Nunca pensei que ouviria isso e nunca pensei que ficaria nervosa por ouvir. Tento ajeitar o meu pijama e o meu cabelo, não quero que ele pense que sou feia. Merda, ele decidiu vir num péssimo dia.

Do topo da escada vejo o senhor na sala, sentado no sofá encarando o nada. Ele esfregava as mãos umas nas outras como se estivesse nervoso. Eu não conseguia ver o seu rosto direito, mas daqui eu conseguia ver os seus cabelos pretos misturados com brancos. A sua pele era como a minha.

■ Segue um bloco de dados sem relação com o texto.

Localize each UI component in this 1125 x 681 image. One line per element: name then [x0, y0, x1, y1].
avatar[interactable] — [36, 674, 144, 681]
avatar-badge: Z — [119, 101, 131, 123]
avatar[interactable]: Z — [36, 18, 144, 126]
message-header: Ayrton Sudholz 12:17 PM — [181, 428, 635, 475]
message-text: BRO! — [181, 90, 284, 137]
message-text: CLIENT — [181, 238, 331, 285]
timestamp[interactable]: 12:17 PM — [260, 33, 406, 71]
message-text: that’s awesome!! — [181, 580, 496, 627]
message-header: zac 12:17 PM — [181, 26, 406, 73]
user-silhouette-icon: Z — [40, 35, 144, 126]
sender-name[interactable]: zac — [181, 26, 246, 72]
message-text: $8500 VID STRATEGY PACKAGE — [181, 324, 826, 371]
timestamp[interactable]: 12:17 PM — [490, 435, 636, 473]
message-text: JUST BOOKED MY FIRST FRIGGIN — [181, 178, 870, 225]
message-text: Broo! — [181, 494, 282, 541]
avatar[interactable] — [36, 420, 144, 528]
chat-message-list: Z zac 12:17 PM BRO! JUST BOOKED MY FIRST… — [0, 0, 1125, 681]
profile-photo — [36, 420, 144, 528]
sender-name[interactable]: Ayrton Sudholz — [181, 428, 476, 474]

Meu Deus, será que eu me pareço com ele?

Desço mais um degrau de vagarosamente com medo dele me escutar. O que eu vou dizer quando ele ficar na minha frente? Será que eu devo chamar ele de vovó ou de senhor? O meu pai nunca me falou dele, nem uma foto ele me mostrou.

Que estranho.

Será que eu devo abraçar ele? Ou fazer o aperto de mão é o suficiente? Por que ele decidiu me procurar só agora? Ele sequer foi ao enterro do Anthony.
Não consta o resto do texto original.